As a child I remember spending many happy hours with a miniature geologist's hammer, cracking open all manner of rocks and many other things besides...it was a rocky start however and the hammer was a poor match for the unencumbered enthusiasm of an eight year old - I seem to recall losing the head in a tidal pool somewhere near Gairloch.
A quarter of a century (and the rest) later, spending such a significant amount of time at sea level, beneath the spectacular cliffs around the UK, I regularly resolve to learn more about the geology of the areas we visit.
Sometimes I find time for a little research once home, sometimes not. When I do, I invariably become frustrated by complex accounts of the formation of Triassic sandstones or Dalradian schists, but persist intermittently between trips.
I can tell you very little about the Tertiary Lavas, Moine Schists or Devonian granite found on the Ross of Mull...
...or the mixture of psammites, pelites and quartzites on the west coast of Anglesey around Borthwen and Rhoscolyn in particular...

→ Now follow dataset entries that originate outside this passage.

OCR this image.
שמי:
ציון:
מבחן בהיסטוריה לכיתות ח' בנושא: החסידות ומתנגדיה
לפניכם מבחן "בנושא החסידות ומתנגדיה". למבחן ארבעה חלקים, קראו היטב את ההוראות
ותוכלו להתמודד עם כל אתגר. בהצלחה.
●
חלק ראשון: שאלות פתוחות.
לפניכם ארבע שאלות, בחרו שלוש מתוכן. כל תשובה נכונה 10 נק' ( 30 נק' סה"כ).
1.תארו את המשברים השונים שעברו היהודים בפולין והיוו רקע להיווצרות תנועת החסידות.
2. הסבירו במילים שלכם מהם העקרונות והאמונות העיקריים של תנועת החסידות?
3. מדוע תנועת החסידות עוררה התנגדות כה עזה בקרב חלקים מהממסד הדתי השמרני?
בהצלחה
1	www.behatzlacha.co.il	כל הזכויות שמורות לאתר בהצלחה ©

...though I know a little more about the Lewisian gneiss found in Sutherland amongst other places in the north-west, which is a suite of Precambrian metamorphic rocks - I think.
Perhaps one day I will have learnt enough to appreciate exactly what I paddle beneath in these remarkable places that any real geologist would no doubt give a great deal to see.
But then again, perhaps not.


Stuart said…
Nice little post. I started adding geological places of interest on my maps, sad I know but I find it interesting. After-all it's another advantage of kayaking.